Но что же я все время — уже столько месяцев! — говорю только о себе да о себе. Как Вы-то поживаете? Вы счастливы, довольны? Был ли у Вас уже отпуск в этом году? И удалось ли выехать в Сэг-Харбор? Больше всего на свете мне бы хотелось, чтобы Вы приехали сюда и поселились в «Байере», там очень приятно. Вы бы увидели все своими глазами, прочувствовали бы это место. Поверьте, Вы бы не смогли противиться его очарованию, оно бы само просочилось в Вашу душу. Раньше я не писал об этом, но на самом деле я давно уже пытаюсь внушить Вам эту мысль — заронить зерно идеи, чтобы оно со временем вызрело в неожиданное решение. В одно прекрасное утро Вы проснетесь и почувствуете, что нужно приехать сюда. Каюсь, иногда я веду с Вами мысленные диалоги — даже сказал бы, баталии, — пытаясь переубедить и заразить своим энтузиазмом. Так и слышу, как Вы говорите: «Глупости! С какой стати мне ехать? Это немыслимо дорого и, кроме того, я не люблю деревню». — «Вовсе не глупости, — возражаю я, — и не так дорого, как вы думаете. К тому же, это не совсем деревня и, уж конечно, не забытая Богом глушь. На самом деле это вполне обитаемое место, и в нем присутствует какая-то благодать. Здесь так приятно отдохнуть после праведных трудов. И здесь есть что-то такое, что здорово прочищает и открывает глаза». Вы: «Лично я на свои глаза не жалуюсь. Не вижу смысла ехать». А я: «Но здесь есть нечто еще, что, как мне кажется, имеет непосредственное отношение к вам, Элизабет. Мне хотелось бы, чтоб вы сами это увидели и почувствовали. Что-то исключительно важное. Не знаю, как объяснить… Я сам это понимаю лишь на уровне чувств». Тут Вы, подобно норовистому пони, вскидываете голову (сколько раз я видел этот жест!) и меняете тему разговора. «Так вы не хотите даже подумать?» — спрашиваю я. «Нет!» — «А я все равно от вас не отстану! В этом месте действительно ощущается какая-то сила, и она полностью изменит ваше восприятие». — «Вот уж к чему я не стремлюсь! Оставьте меня в покое, Джон». — «Вы не понимаете! Здешние места — не просто заливные луга с изгородями. Здесь скрыто гораздо большее. У этой земли есть множество голосов, и она говорит с вами». — «Ах, отстаньте, пожалуйста!» — «Нет, не отстану, милая Элизабет! Я подожду, пока вы заснете, и тогда нашлю на вас целую армию здешних, сомерсетских фейри. Они будут кружить вокруг вас, как стая комаров, и жужжать, жужжать…» — «Я их прихлопну газетой».
ЭРО
Сомерсет, июль 1959 г.
Работа продвигается бодро и весело. Но посылать пока ничего не буду — пусть накопится достаточно материала, чтоб я смог продемонстрировать свои достижения (скажу по секрету, что сам я очень доволен). Выработал также отличный план по увязке отдельных глав, однако тоже не хочется хвастать заранее. Я и так только и делаю, что болтаю. Одно могу сказать точно: если все будет идти так же, как сейчас, то уже к октябрю я смогу с легким сердцем вернуться домой, зная, что закончить работу смогу где угодно. Роман начинает приобретать некую округлость и завершенность форм. В моем мозгу роится миллион различных идей, которые еще требуют своего оформления. Мне это не мешает, я всем доволен. И вообще хочу сказать: вот такая жизнь по мне!

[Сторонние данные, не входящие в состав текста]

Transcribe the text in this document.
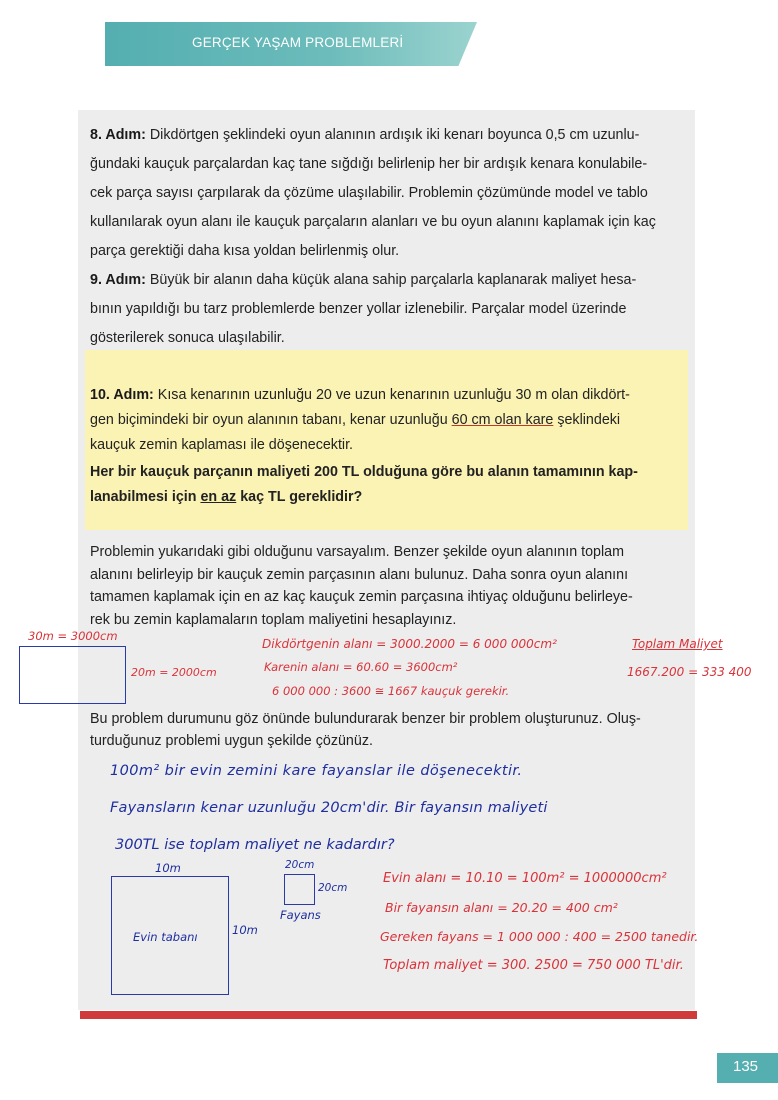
GERÇEK YAŞAM PROBLEMLERİ
8. Adım: Dikdörtgen şeklindeki oyun alanının ardışık iki kenarı boyunca 0,5 cm uzunlu-
ğundaki kauçuk parçalardan kaç tane sığdığı belirlenip her bir ardışık kenara konulabile-
cek parça sayısı çarpılarak da çözüme ulaşılabilir. Problemin çözümünde model ve tablo
kullanılarak oyun alanı ile kauçuk parçaların alanları ve bu oyun alanını kaplamak için kaç
parça gerektiği daha kısa yoldan belirlenmiş olur.
9. Adım: Büyük bir alanın daha küçük alana sahip parçalarla kaplanarak maliyet hesa-
bının yapıldığı bu tarz problemlerde benzer yollar izlenebilir. Parçalar model üzerinde
gösterilerek sonuca ulaşılabilir.
10. Adım: Kısa kenarının uzunluğu 20 ve uzun kenarının uzunluğu 30 m olan dikdört-
gen biçimindeki bir oyun alanının tabanı, kenar uzunluğu 60 cm olan kare şeklindeki
kauçuk zemin kaplaması ile döşenecektir.
Her bir kauçuk parçanın maliyeti 200 TL olduğuna göre bu alanın tamamının kap-
lanabilmesi için en az kaç TL gereklidir?
Problemin yukarıdaki gibi olduğunu varsayalım. Benzer şekilde oyun alanının toplam
alanını belirleyip bir kauçuk zemin parçasının alanı bulunuz. Daha sonra oyun alanını
tamamen kaplamak için en az kaç kauçuk zemin parçasına ihtiyaç olduğunu belirleye-
rek bu zemin kaplamaların toplam maliyetini hesaplayınız.
30m = 3000cm
20m = 2000cm
Dikdörtgenin alanı = 3000.2000 = 6 000 000cm²
Karenin alanı = 60.60 = 3600cm²
6 000 000 : 3600 ≅ 1667 kauçuk gerekir.
Toplam Maliyet
1667.200 = 333 400
Bu problem durumunu göz önünde bulundurarak benzer bir problem oluşturunuz. Oluş-
turduğunuz problemi uygun şekilde çözünüz.
100m² bir evin zemini kare fayanslar ile döşenecektir.
Fayansların kenar uzunluğu 20cm'dir. Bir fayansın maliyeti
300TL ise toplam maliyet ne kadardır?
10m
Evin tabanı	10m
20cm
20cm
Fayans
Evin alanı = 10.10 = 100m² = 1000000cm²
Bir fayansın alanı = 20.20 = 400 cm²
Gereken fayans = 1 000 000 : 400 = 2500 tanedir.
Toplam maliyet = 300. 2500 = 750 000 TL'dir.
135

Так, теперь несколько слов для Чейза. Боюсь, моя просьба его не порадует: он ведь все уже объяснял мне раньше. Но я хочу, чтобы все его соображения были сведены в одном письме. Итак, в начале июля я (вернее, мы) собираемся поехать в Уэльс, и мне нужно, чтобы Чейз подробно расписал предполагаемый маршрут. Я хочу заранее с ним ознакомиться и как следует запомнить — так, чтобы всегда иметь возможность с ним сверяться.